On that note, what do you think accounts for the emphasis that operators are placing on having mobile solutions that are usable within the four walls of a casino?
It’s a sign that suppliers are moving with the times. I recently spoke with an executive of one of the world’s largest casino groups, who said that if you had told him fifty years ago that the phone would be taken off the wall, made portable and provided with all the mobile functionality we see today, he would have said you were bonkers! They emphasised that in the business of operating in a casino, one needs to be cognisant of the evolution of technology, and how their patrons interact with the world around them – if we don’t keep offers attuned to what our demographics are asking for, then we are missing out.
How do successful companies in the gaming industry set themselves apart from their competition?
It’s fair to say that everyone does it differently, and there is no silver bullet for success in gaming. The simplest way to succeed in this industry is ultimately to listen to the customer. If you bring to market what consumers want, you have a chance of success. If you bring to market what you think is right, your chances diminish, and if you don’t listen to anybody, your chances are zero. It’s as simple as that. Our organisation has been built around a couple of core principles – putting our customers first, and listening to what they want in our delivery of great content, and providing them with the best service we can.
Are there any regulatory changes you’re expecting or hoping to see in the coming year?

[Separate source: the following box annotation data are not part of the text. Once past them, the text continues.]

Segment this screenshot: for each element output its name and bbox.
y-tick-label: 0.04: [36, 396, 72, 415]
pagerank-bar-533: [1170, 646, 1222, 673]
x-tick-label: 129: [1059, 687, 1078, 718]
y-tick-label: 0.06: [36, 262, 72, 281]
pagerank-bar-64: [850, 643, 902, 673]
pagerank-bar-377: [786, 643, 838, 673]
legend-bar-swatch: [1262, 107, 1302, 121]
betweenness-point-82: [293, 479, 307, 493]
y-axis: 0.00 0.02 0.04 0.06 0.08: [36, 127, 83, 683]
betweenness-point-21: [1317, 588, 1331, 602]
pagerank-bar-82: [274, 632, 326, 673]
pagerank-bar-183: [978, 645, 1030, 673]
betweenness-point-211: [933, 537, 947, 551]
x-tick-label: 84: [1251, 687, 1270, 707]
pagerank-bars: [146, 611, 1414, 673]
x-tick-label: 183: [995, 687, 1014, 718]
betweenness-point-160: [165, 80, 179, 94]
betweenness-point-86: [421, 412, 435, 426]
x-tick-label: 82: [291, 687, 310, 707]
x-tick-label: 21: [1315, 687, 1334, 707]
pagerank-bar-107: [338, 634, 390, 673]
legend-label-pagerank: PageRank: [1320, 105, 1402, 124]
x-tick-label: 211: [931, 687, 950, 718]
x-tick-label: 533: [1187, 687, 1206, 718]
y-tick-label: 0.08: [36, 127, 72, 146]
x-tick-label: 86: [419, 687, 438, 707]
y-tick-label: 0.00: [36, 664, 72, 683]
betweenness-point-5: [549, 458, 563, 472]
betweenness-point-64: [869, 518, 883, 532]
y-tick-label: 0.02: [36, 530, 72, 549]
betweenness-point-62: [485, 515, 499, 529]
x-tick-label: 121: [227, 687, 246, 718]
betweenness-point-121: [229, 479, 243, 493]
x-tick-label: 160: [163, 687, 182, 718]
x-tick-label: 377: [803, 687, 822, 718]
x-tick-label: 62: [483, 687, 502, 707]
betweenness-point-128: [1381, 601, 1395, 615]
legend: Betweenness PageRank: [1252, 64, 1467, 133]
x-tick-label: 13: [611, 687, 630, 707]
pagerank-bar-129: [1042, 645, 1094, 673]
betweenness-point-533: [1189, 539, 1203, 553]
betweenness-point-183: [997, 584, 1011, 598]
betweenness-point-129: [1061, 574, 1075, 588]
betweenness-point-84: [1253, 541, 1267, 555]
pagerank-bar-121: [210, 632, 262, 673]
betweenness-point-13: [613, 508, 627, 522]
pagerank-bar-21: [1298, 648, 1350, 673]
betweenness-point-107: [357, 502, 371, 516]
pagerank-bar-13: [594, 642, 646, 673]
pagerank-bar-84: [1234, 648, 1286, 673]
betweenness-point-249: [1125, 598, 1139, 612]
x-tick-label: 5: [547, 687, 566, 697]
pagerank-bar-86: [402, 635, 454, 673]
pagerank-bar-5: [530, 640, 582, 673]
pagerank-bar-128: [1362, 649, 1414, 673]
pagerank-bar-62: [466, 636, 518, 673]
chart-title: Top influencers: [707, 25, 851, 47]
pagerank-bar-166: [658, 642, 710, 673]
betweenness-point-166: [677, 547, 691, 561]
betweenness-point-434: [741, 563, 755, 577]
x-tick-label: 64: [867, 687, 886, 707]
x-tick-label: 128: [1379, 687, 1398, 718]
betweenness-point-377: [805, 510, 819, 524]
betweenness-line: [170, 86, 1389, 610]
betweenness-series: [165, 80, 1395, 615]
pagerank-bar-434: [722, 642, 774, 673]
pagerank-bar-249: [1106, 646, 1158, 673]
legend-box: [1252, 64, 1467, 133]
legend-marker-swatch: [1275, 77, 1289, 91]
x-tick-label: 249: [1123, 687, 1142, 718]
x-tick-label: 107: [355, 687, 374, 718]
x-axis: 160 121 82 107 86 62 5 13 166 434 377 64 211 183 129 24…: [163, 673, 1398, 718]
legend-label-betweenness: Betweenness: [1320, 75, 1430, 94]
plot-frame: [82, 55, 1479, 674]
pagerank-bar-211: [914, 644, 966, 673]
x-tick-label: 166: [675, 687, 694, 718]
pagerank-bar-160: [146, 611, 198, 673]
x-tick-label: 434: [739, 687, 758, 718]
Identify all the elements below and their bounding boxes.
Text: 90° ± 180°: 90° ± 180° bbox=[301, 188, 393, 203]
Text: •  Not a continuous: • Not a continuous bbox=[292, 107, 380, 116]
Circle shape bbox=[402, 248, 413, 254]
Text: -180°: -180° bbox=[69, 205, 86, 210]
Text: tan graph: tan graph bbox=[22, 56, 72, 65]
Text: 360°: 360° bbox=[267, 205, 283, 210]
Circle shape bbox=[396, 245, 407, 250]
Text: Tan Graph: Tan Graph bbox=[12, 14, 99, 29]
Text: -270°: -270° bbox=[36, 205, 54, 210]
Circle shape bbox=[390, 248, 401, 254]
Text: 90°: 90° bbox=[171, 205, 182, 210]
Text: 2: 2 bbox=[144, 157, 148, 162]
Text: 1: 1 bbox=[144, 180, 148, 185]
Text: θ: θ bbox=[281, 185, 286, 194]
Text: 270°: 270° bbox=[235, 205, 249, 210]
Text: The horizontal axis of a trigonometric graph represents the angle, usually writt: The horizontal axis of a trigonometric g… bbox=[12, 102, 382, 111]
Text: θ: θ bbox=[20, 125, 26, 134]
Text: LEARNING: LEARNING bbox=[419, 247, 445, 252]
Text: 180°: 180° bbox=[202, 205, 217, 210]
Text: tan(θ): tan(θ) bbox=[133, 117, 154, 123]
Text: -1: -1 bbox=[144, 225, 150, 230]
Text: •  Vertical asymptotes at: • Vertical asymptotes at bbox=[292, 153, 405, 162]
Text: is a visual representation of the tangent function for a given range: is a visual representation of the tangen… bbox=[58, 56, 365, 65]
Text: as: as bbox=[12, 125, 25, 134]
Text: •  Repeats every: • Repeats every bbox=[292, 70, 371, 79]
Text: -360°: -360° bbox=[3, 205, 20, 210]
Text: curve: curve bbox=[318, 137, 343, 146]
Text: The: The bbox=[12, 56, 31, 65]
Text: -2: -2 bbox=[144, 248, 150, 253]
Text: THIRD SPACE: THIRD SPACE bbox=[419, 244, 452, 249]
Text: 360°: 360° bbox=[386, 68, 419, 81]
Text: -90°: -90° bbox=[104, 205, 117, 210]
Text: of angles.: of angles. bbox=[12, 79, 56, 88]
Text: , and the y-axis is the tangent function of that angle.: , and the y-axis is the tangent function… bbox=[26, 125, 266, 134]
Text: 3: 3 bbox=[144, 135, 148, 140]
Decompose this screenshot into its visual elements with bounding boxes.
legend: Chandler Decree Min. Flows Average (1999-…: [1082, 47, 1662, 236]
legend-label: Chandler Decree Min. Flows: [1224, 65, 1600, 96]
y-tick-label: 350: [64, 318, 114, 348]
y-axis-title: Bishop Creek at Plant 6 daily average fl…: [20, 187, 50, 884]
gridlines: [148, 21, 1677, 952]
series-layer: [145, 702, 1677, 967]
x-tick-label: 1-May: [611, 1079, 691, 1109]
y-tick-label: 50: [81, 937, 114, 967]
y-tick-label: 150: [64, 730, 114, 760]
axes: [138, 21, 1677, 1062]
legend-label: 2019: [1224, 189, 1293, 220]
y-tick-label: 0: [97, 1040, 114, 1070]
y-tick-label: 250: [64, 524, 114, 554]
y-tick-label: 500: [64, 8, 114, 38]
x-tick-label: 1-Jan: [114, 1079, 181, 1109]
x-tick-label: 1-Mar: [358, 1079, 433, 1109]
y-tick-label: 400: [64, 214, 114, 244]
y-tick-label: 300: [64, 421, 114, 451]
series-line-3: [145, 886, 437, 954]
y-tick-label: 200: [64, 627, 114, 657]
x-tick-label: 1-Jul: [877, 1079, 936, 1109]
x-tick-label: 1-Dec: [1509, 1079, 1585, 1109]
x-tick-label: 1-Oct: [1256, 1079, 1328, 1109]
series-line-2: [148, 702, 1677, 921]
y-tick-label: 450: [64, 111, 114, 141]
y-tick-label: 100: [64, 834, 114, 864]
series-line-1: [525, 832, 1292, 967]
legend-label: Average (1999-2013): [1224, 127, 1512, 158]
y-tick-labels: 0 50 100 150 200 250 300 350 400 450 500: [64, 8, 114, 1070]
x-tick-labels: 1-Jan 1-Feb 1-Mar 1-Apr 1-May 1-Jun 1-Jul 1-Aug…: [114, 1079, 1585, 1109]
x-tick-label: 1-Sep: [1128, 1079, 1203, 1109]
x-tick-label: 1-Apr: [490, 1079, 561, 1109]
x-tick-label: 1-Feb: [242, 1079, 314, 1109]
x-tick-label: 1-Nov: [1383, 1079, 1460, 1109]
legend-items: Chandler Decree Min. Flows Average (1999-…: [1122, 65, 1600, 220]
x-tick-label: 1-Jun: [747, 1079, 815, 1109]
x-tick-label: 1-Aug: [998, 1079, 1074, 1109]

We’ve touched on Brazil, which is looking at regulation across the entire spectrum of gaming and presents a genuine opportunity. Japan is a market where we’re watching developments with interest. In some of the smaller markets we are always vigilant on the regulation of interactive markets, and there are some great new VLT opportunities emerging, with Colombia being one such example. Many jurisdictions are looking at significant expansionary projects, and they are all interesting to us.
What is your assessment of Japan specifically? With a view to Macau, are there many more opportunities for the gaming industry to expand at that kind of rate?
Macau is a case all of its own, and I don’t think we will see what happened in Macau replicated elsewhere. Japan is interesting – it is a very large gaming market, it’s just that it is a unique gaming market with the prevalence of pachinko. How big will Japan be? I won’t hazard a specific guess there, but I can say with certainty that it will be an important market, both locally and potentially as a tourist destination. However, in terms of its eventual size, I’d say it’s too early to call, as we don’t yet know what the eventual regulation and legal parameters will look like.